Scans showing two large town houses the size of Chichester’s Pallant House Gallery – most likely lived in by members of the aristocracy – and a third building, of great interest because of its unusual shape, have stunned local archaeologists.
“For Chichester we have never seen anything like this,” said James Kenny, archaeologist at Chichester District Council. “This is far and away the most complete series of Roman plans that we’ve ever come across.”
The discovery was made by geophysics specialist David Staveley from East Sussex, using ground penetrating radar equipment to scan the parks in Chichester, on Mr Kenny’s recommendation.
Following the scan results, Mr Kenny and members of Chichester & District Archaeology Society carried out a small dig last year, 30m south of the Guildhall, where foundations were found just 40cm below the ground.
Mr Kenny said: “What’s remarkable about this discovery is that it has survived over 1,000 years in a currently occupied city.
“The only reason they have survived is because they are under a park that has never been built on.
“It’s almost unique to see Roman houses survive in this type of setting and to be so complete.
“The location marks what may have been one of the more affluent parts of the Roman town, with these houses being the equivalent to a property worth millions of pounds in today’s society.
“The two houses have walls surrounding complete rooms, which are set around a courtyard or atrium.
“There is also a deep masonry building with a rounded end.
“We are intrigued to find out what this building is. It could be a cellar, part of a bath house, or something even more exciting.
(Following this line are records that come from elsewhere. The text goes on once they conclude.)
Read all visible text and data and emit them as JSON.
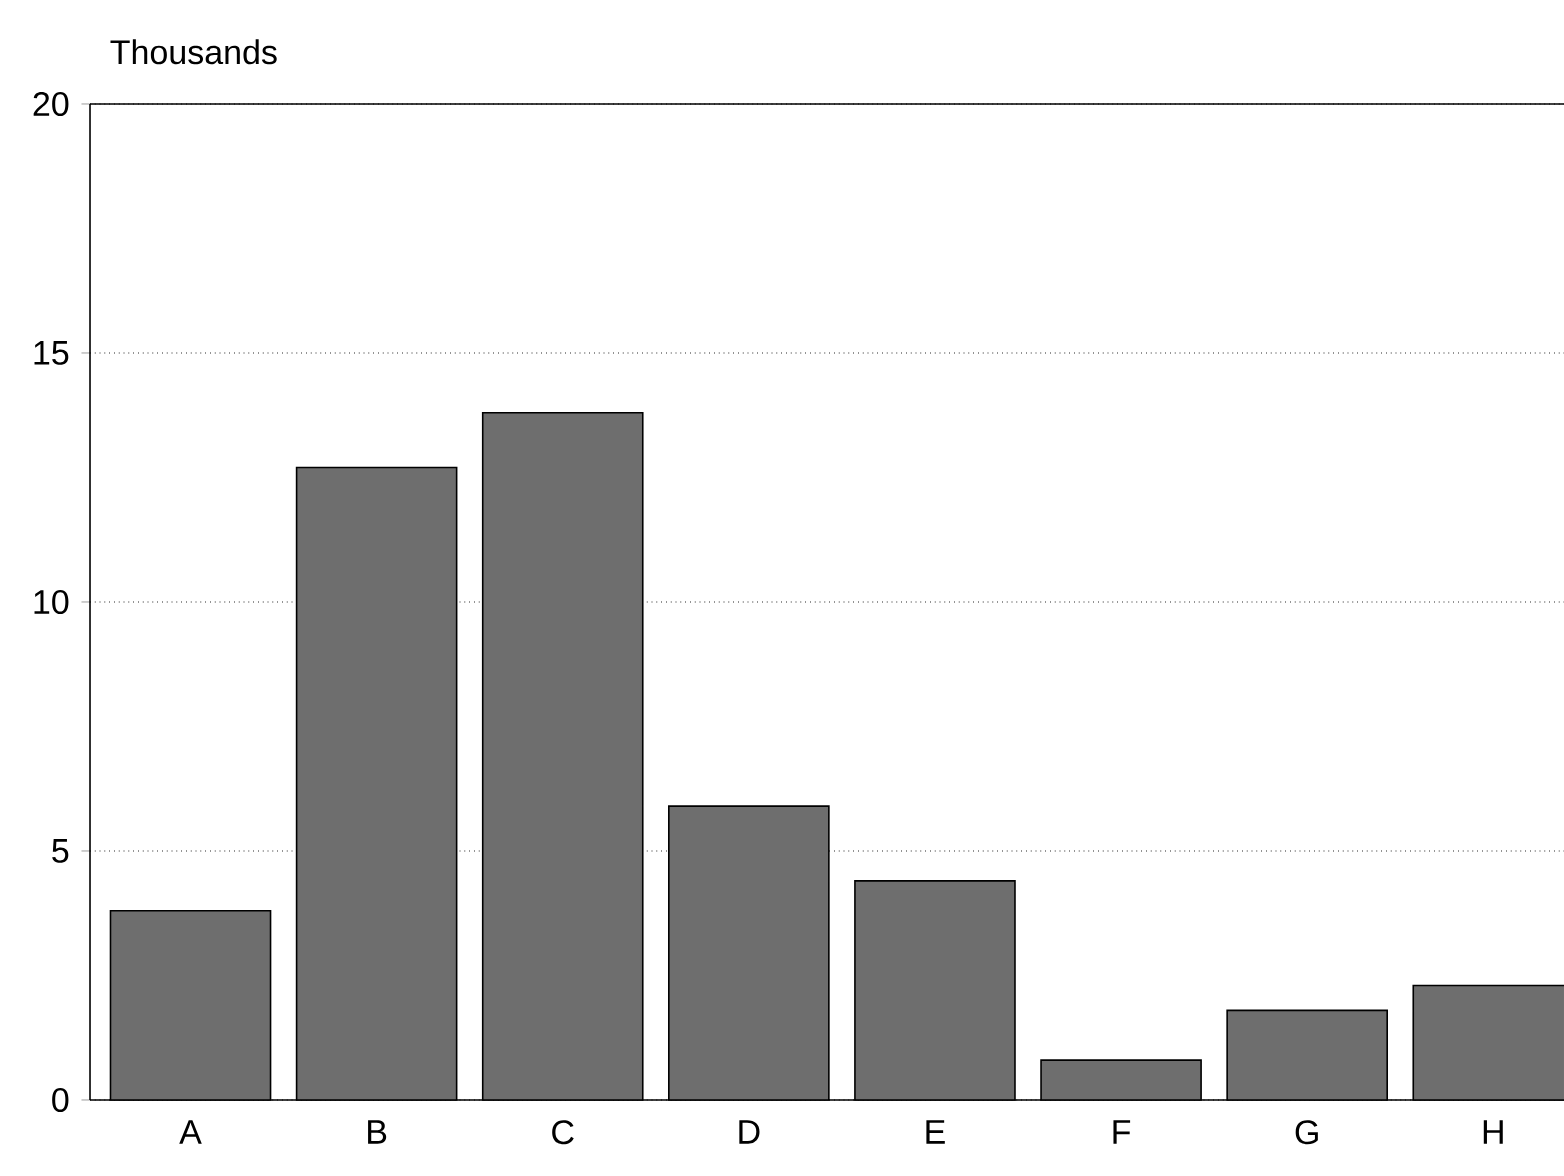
{
  "chart_data": {
    "type": "bar",
    "ylabel": "Thousands",
    "categories": [
      "A",
      "B",
      "C",
      "D",
      "E",
      "F",
      "G",
      "H"
    ],
    "values": [
      3.8,
      12.7,
      13.8,
      5.9,
      4.4,
      0.8,
      1.8,
      2.3
    ],
    "color": "#6e6e6e",
    "ylim": [
      0,
      20
    ],
    "yticks": [
      0,
      5,
      10,
      15,
      20
    ],
    "grid": "y"
  }
}
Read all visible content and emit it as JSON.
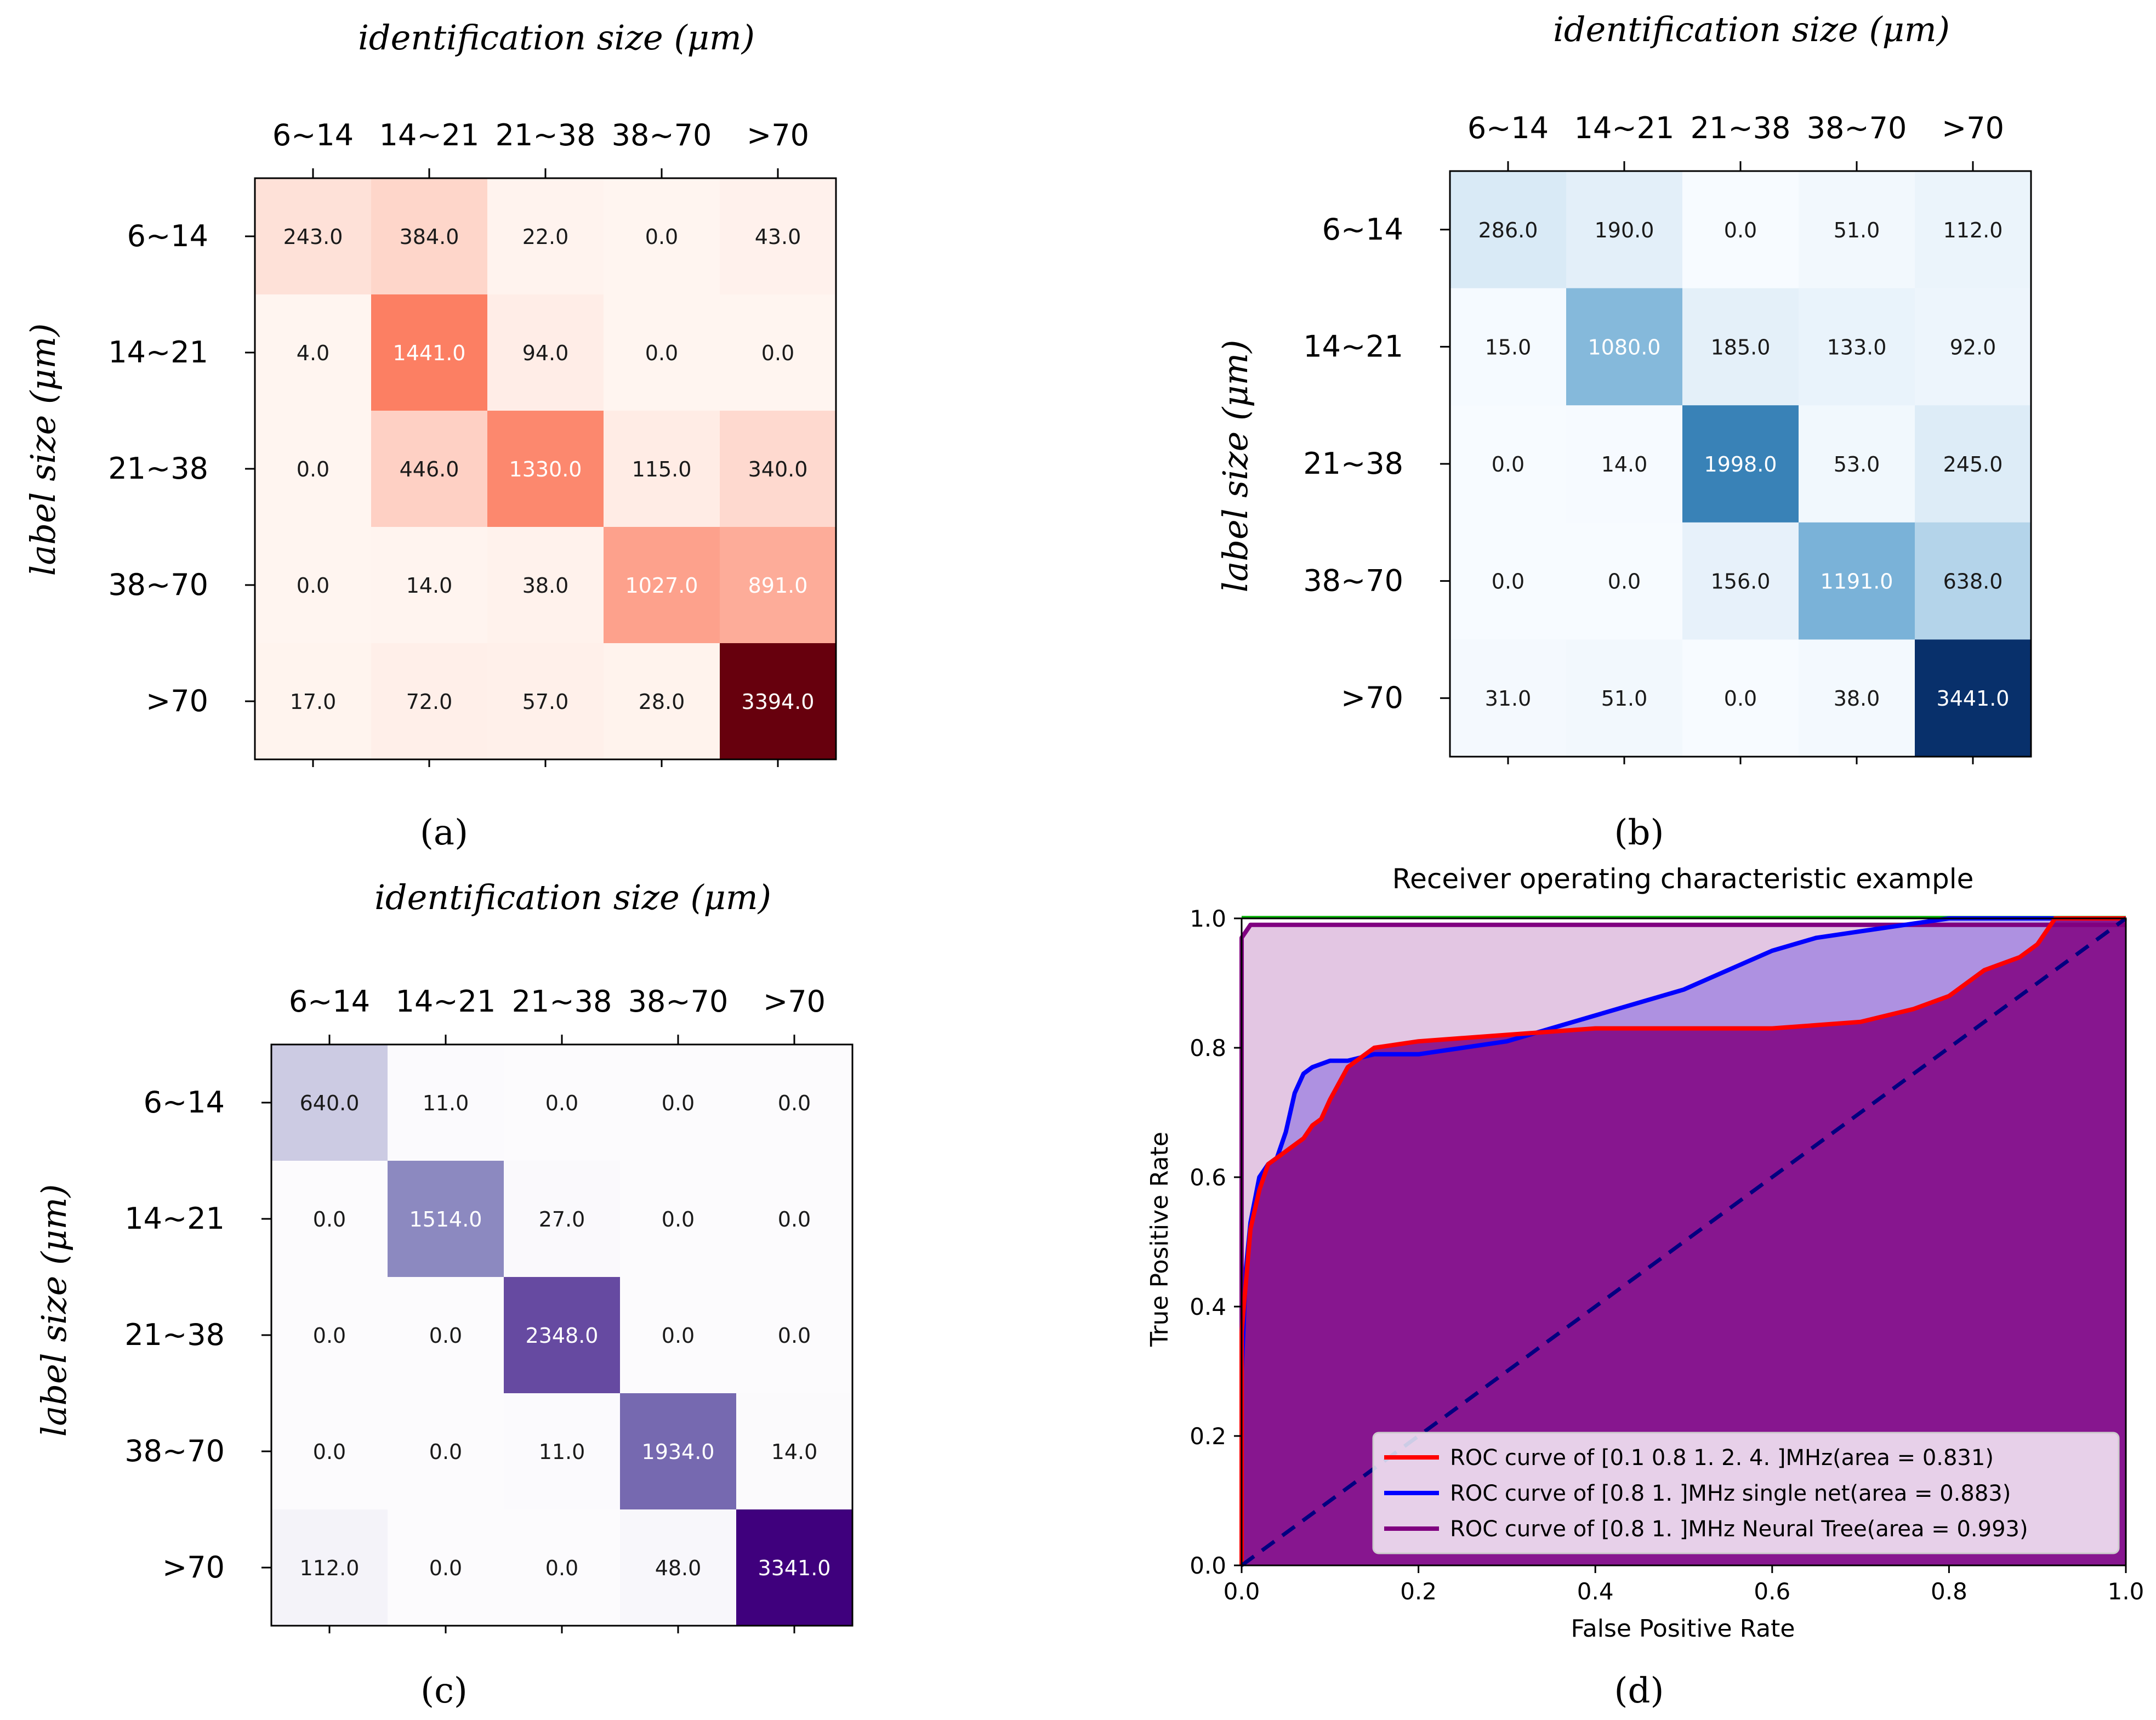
{
  "chart_data": [
    {
      "type": "heatmap",
      "panel_label": "(a)",
      "title": "identification size (μm)",
      "xlabel": "identification size (μm)",
      "ylabel": "label size (μm)",
      "categories": [
        "6~14",
        "14~21",
        "21~38",
        "38~70",
        ">70"
      ],
      "colormap": "Reds",
      "colors": {
        "low": "#fff5f0",
        "mid": "#fb6a4a",
        "high": "#67000d"
      },
      "matrix": [
        [
          243.0,
          384.0,
          22.0,
          0.0,
          43.0
        ],
        [
          4.0,
          1441.0,
          94.0,
          0.0,
          0.0
        ],
        [
          0.0,
          446.0,
          1330.0,
          115.0,
          340.0
        ],
        [
          0.0,
          14.0,
          38.0,
          1027.0,
          891.0
        ],
        [
          17.0,
          72.0,
          57.0,
          28.0,
          3394.0
        ]
      ],
      "cell_labels": [
        [
          "243.0",
          "384.0",
          "22.0",
          "0.0",
          "43.0"
        ],
        [
          "4.0",
          "1441.0",
          "94.0",
          "0.0",
          "0.0"
        ],
        [
          "0.0",
          "446.0",
          "1330.0",
          "115.0",
          "340.0"
        ],
        [
          "0.0",
          "14.0",
          "38.0",
          "1027.0",
          "891.0"
        ],
        [
          "17.0",
          "72.0",
          "57.0",
          "28.0",
          "3394.0"
        ]
      ]
    },
    {
      "type": "heatmap",
      "panel_label": "(b)",
      "title": "identification size (μm)",
      "xlabel": "identification size (μm)",
      "ylabel": "label size (μm)",
      "categories": [
        "6~14",
        "14~21",
        "21~38",
        "38~70",
        ">70"
      ],
      "colormap": "Blues",
      "colors": {
        "low": "#f7fbff",
        "mid": "#4292c6",
        "high": "#08306b"
      },
      "matrix": [
        [
          286.0,
          190.0,
          0.0,
          51.0,
          112.0
        ],
        [
          15.0,
          1080.0,
          185.0,
          133.0,
          92.0
        ],
        [
          0.0,
          14.0,
          1998.0,
          53.0,
          245.0
        ],
        [
          0.0,
          0.0,
          156.0,
          1191.0,
          638.0
        ],
        [
          31.0,
          51.0,
          0.0,
          38.0,
          3441.0
        ]
      ],
      "cell_labels": [
        [
          "286.0",
          "190.0",
          "0.0",
          "51.0",
          "112.0"
        ],
        [
          "15.0",
          "1080.0",
          "185.0",
          "133.0",
          "92.0"
        ],
        [
          "0.0",
          "14.0",
          "1998.0",
          "53.0",
          "245.0"
        ],
        [
          "0.0",
          "0.0",
          "156.0",
          "1191.0",
          "638.0"
        ],
        [
          "31.0",
          "51.0",
          "0.0",
          "38.0",
          "3441.0"
        ]
      ]
    },
    {
      "type": "heatmap",
      "panel_label": "(c)",
      "title": "identification size (μm)",
      "xlabel": "identification size (μm)",
      "ylabel": "label size (μm)",
      "categories": [
        "6~14",
        "14~21",
        "21~38",
        "38~70",
        ">70"
      ],
      "colormap": "Purples",
      "colors": {
        "low": "#fcfbfd",
        "mid": "#807dba",
        "high": "#3f007d"
      },
      "matrix": [
        [
          640.0,
          11.0,
          0.0,
          0.0,
          0.0
        ],
        [
          0.0,
          1514.0,
          27.0,
          0.0,
          0.0
        ],
        [
          0.0,
          0.0,
          2348.0,
          0.0,
          0.0
        ],
        [
          0.0,
          0.0,
          11.0,
          1934.0,
          14.0
        ],
        [
          112.0,
          0.0,
          0.0,
          48.0,
          3341.0
        ]
      ],
      "cell_labels": [
        [
          "640.0",
          "11.0",
          "0.0",
          "0.0",
          "0.0"
        ],
        [
          "0.0",
          "1514.0",
          "27.0",
          "0.0",
          "0.0"
        ],
        [
          "0.0",
          "0.0",
          "2348.0",
          "0.0",
          "0.0"
        ],
        [
          "0.0",
          "0.0",
          "11.0",
          "1934.0",
          "14.0"
        ],
        [
          "112.0",
          "0.0",
          "0.0",
          "48.0",
          "3341.0"
        ]
      ]
    },
    {
      "type": "line",
      "panel_label": "(d)",
      "title": "Receiver operating characteristic example",
      "xlabel": "False Positive Rate",
      "ylabel": "True Positive Rate",
      "xlim": [
        0.0,
        1.0
      ],
      "ylim": [
        0.0,
        1.0
      ],
      "xticks": [
        "0.0",
        "0.2",
        "0.4",
        "0.6",
        "0.8",
        "1.0"
      ],
      "yticks": [
        "0.0",
        "0.2",
        "0.4",
        "0.6",
        "0.8",
        "1.0"
      ],
      "legend_position": "lower-right",
      "series": [
        {
          "name": "ROC curve of [0.1 0.8 1.  2.  4. ]MHz(area = 0.831)",
          "color": "#ff0000",
          "fill": "#800080",
          "x": [
            0.0,
            0.0,
            0.005,
            0.01,
            0.02,
            0.03,
            0.04,
            0.05,
            0.06,
            0.07,
            0.08,
            0.09,
            0.1,
            0.12,
            0.15,
            0.2,
            0.3,
            0.4,
            0.5,
            0.6,
            0.7,
            0.76,
            0.8,
            0.84,
            0.88,
            0.9,
            0.91,
            0.92,
            1.0
          ],
          "y": [
            0.0,
            0.36,
            0.44,
            0.52,
            0.58,
            0.62,
            0.63,
            0.64,
            0.65,
            0.66,
            0.68,
            0.69,
            0.72,
            0.77,
            0.8,
            0.81,
            0.82,
            0.83,
            0.83,
            0.83,
            0.84,
            0.86,
            0.88,
            0.92,
            0.94,
            0.96,
            0.98,
            1.0,
            1.0
          ]
        },
        {
          "name": "ROC curve of [0.8 1.  ]MHz single net(area = 0.883)",
          "color": "#0000ff",
          "fill": "#8a6ee0",
          "x": [
            0.0,
            0.0,
            0.005,
            0.01,
            0.02,
            0.03,
            0.04,
            0.05,
            0.06,
            0.07,
            0.08,
            0.1,
            0.12,
            0.15,
            0.2,
            0.3,
            0.35,
            0.4,
            0.45,
            0.5,
            0.55,
            0.6,
            0.65,
            0.7,
            0.75,
            0.8,
            1.0
          ],
          "y": [
            0.0,
            0.3,
            0.46,
            0.53,
            0.6,
            0.62,
            0.63,
            0.67,
            0.73,
            0.76,
            0.77,
            0.78,
            0.78,
            0.79,
            0.79,
            0.81,
            0.83,
            0.85,
            0.87,
            0.89,
            0.92,
            0.95,
            0.97,
            0.98,
            0.99,
            1.0,
            1.0
          ]
        },
        {
          "name": "ROC curve of [0.8 1.  ]MHz Neural Tree(area = 0.993)",
          "color": "#800080",
          "fill": "#e0c0e0",
          "x": [
            0.0,
            0.0,
            0.005,
            0.01,
            0.02,
            1.0
          ],
          "y": [
            0.0,
            0.97,
            0.98,
            0.99,
            0.99,
            0.99
          ]
        }
      ],
      "reference_line": {
        "x": [
          0.0,
          1.0
        ],
        "y": [
          0.0,
          1.0
        ],
        "color": "#000080",
        "style": "dashed"
      },
      "top_line": {
        "y": 1.0,
        "color": "#00b000"
      }
    }
  ]
}
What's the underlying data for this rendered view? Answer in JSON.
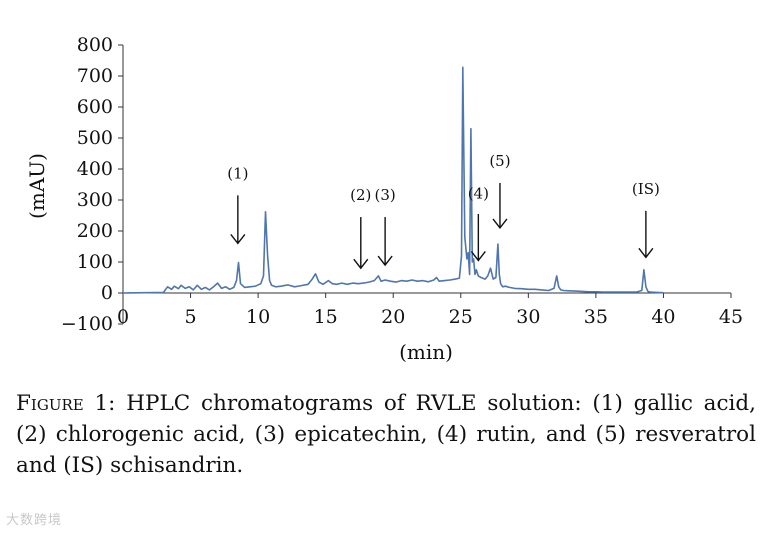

We can’t wait to find out.”
The astonishing find adds to Chichester’s rich Roman history, which includes the city walls, the Roman Bath House in the Novium Museum and – outside the city – Fishbourne’s Roman Palace.
A community dig is planned for late spring/early summer so people can see the thrilling Roman finds for themselves.
Amateur archaeologists will be involved and future opportunities are being explored for school visits.
“The first excavation proved the finds are Roman, the next trial excavation will hopefully identify what the buildings are and what else survives within them,” archaeologist James Kenny said, adding that any artefacts dug up would go in the Novium Museum.
The district council is identifying funding opportunities to allow more detailed digs next year, to tie in with Priory Park’s centenary year.
After 3D images are made the ground is likely to be completely replaced.
Susan Taylor, CDC cabinet member for planning, said: “This is very exciting. If the find turns out as we hope it will further enhance Chichester’s reputation as a Roman city.
“It’s so important that the community will be engaging in excavations, it will awaken interest in archaeology... and children will be able to see examples of the Roman history that they are learning about in school.”